Cindy emailed me last night to say that she found a course that had assigned our essay, "Remediation, Genre, and Motivation," and that got us emailing and talking about finishing a second article we were close to being done with, but had let slip through the cracks.

One of the first things we will have to do is write about the role of weblogging in our lives the past 3 years. I was labeled the academic blogger in our draft, and I haven't changed much. I stopped using my TeachingBlog in 2004 in part because of software issues (Tinderbox was installed on the computer I used the least), in part because of my teaching load spring 2004 (ironically I quit blogging during the semester when I taught my first online class--i was just typing too much as it was), and in part because I was spending too much time blogging and not enough time writing articles. I didn't give up on blogging, but tried out other software (most notably tried to get our ITS department to install Moveable type (no luck), then Typepad) and tried to encourage others to blog by setting up a Typepad account for other.

In the fall of 2004, I noticed that a lot of the new Graduate Teaching Assistants liked to assign journals and short in-class writings; I thought about what we had learned from our research, and realized that rather than assign "blogging," what we need to try to do with our students is assign "Ten Minutes a Day." I returned to Blogger to set up my own new site called "Ten A Day", but I also started a journal / blog on my laptop--entries that I either didn't want to post / share, or just entries that I could write without connecting. I encouraged my students to find the medium, or combination of mediums, that would work for them: pen and paper, blog, computer files, or some combination. I didn't study this in any systematic way, but I noticed that it worked really well for some students, so-so for other students, and was just a pain for others--the typical three-pronged breakdown.

I haven't kept up my 10 A Day habit, for some of the usual reasons, but this semester (spring 2006), I returned to another old blogging habit: Bloglines. I am asking my graduate students in Rhetorics, Poetics, and New Media to maintain K-logs, and we are all using Bloglines because of the nice reader-writer interface. I am really enjoying the feed-reader--hadn't really gotten excited about this in 2002-03--because so many great weblogs and news sources are feeding their info.

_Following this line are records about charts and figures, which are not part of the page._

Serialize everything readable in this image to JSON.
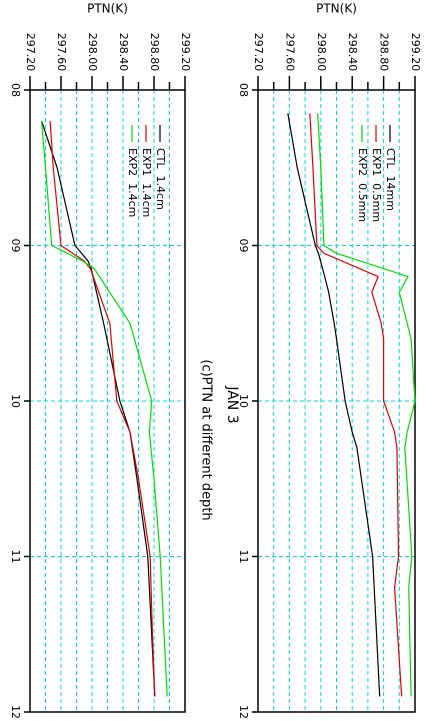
{
  "chart_data": [
    {
      "type": "line",
      "title": "(c)PTN at different depth",
      "subtitle": "JAN 3",
      "y_label": "PTN(K)",
      "xlim": [
        8,
        12
      ],
      "xticks": [
        {
          "value": 8,
          "label": "08"
        },
        {
          "value": 9,
          "label": "09"
        },
        {
          "value": 10,
          "label": "10"
        },
        {
          "value": 11,
          "label": "11"
        },
        {
          "value": 12,
          "label": "12"
        }
      ],
      "ylim": [
        297.2,
        299.2
      ],
      "yticks": [
        {
          "value": 297.2,
          "label": "297.20"
        },
        {
          "value": 297.6,
          "label": "297.60"
        },
        {
          "value": 298,
          "label": "298.00"
        },
        {
          "value": 298.4,
          "label": "298.40"
        },
        {
          "value": 298.8,
          "label": "298.80"
        },
        {
          "value": 299.2,
          "label": "299.20"
        }
      ],
      "minor_yticks": [
        297.4,
        297.8,
        298.2,
        298.6,
        299.0
      ],
      "grid": true,
      "legend": "upper left",
      "x": [
        8.2,
        8.5,
        9.0,
        9.1,
        9.15,
        9.5,
        10.0,
        10.2,
        10.5,
        11.0,
        11.5,
        11.9
      ],
      "series": [
        {
          "name": "CTL  1.4cm",
          "color": "#000000",
          "values": [
            297.35,
            297.55,
            297.78,
            297.95,
            297.99,
            298.15,
            298.36,
            298.49,
            298.58,
            298.72,
            298.77,
            298.81
          ]
        },
        {
          "name": "EXP1  1.4cm",
          "color": "#e00000",
          "values": [
            297.46,
            297.5,
            297.6,
            297.9,
            297.98,
            298.23,
            298.32,
            298.49,
            298.6,
            298.75,
            298.78,
            298.81
          ]
        },
        {
          "name": "EXP2  1.4cm",
          "color": "#00dd00",
          "values": [
            297.35,
            297.4,
            297.48,
            297.88,
            298.03,
            298.49,
            298.77,
            298.74,
            298.8,
            298.88,
            298.93,
            298.97
          ]
        }
      ]
    },
    {
      "type": "line",
      "y_label": "PTN(K)",
      "xlim": [
        8,
        12
      ],
      "xticks": [
        {
          "value": 8,
          "label": "08"
        },
        {
          "value": 9,
          "label": "09"
        },
        {
          "value": 10,
          "label": "10"
        },
        {
          "value": 11,
          "label": "11"
        },
        {
          "value": 12,
          "label": "12"
        }
      ],
      "ylim": [
        297.2,
        299.2
      ],
      "yticks": [
        {
          "value": 297.2,
          "label": "297.20"
        },
        {
          "value": 297.6,
          "label": "297.60"
        },
        {
          "value": 298,
          "label": "298.00"
        },
        {
          "value": 298.4,
          "label": "298.40"
        },
        {
          "value": 298.8,
          "label": "298.80"
        },
        {
          "value": 299.2,
          "label": "299.20"
        }
      ],
      "minor_yticks": [
        297.4,
        297.8,
        298.2,
        298.6,
        299.0
      ],
      "grid": true,
      "legend": "upper left",
      "x": [
        8.15,
        8.5,
        9.0,
        9.05,
        9.2,
        9.3,
        9.5,
        9.6,
        10.0,
        10.2,
        10.3,
        11.0,
        11.2,
        11.9
      ],
      "series": [
        {
          "name": "CTL  14mm",
          "color": "#000000",
          "values": [
            297.58,
            297.7,
            297.93,
            297.97,
            298.05,
            298.1,
            298.17,
            298.2,
            298.31,
            298.4,
            298.46,
            298.66,
            298.68,
            298.75
          ]
        },
        {
          "name": "EXP1  0.5mm",
          "color": "#e00000",
          "values": [
            297.86,
            297.9,
            297.95,
            298.04,
            298.73,
            298.65,
            298.77,
            298.8,
            298.8,
            298.94,
            298.97,
            298.99,
            298.94,
            299.03
          ]
        },
        {
          "name": "EXP2  0.5mm",
          "color": "#00dd00",
          "values": [
            297.96,
            298.0,
            298.04,
            298.2,
            299.11,
            299.0,
            299.1,
            299.15,
            299.2,
            299.1,
            299.07,
            299.16,
            299.12,
            299.15
          ]
        }
      ]
    }
  ]
}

I still haven't found the perfect interface yet, though: Bloglines doesn't seem to support comments, no community blogging. Blogger is still great for communities, and it now has the feed, but not the reader (true?). I loved the categorizer in Tinderbox (actually and agent) and in Typepad, but neither of those are free. Drupal seems robust and powerful, but I can never get any help installing it, and when installed by the ACM guys, it got hacked and shut down.

So, in a nutshell, I am still an academic blogger, looking for the right software, unable to settle into one place, one url, one online identity. I wonder if rhetoric/comp types had started reading my blogs and adding me to their blogrolls if that is the kind of community and motivation that would have kept me going?

I think I have really explored "Blogging as social action": blogging as filtering, blogging as note taking, blogging as journaling (although of an academic sort), blogging as community building (locally, rather than dispersed), and I am only now seriously undertaking bloggings as a read/write dynamic through Bloglines.

Let's hope this post can be a start to getting us all back in the game.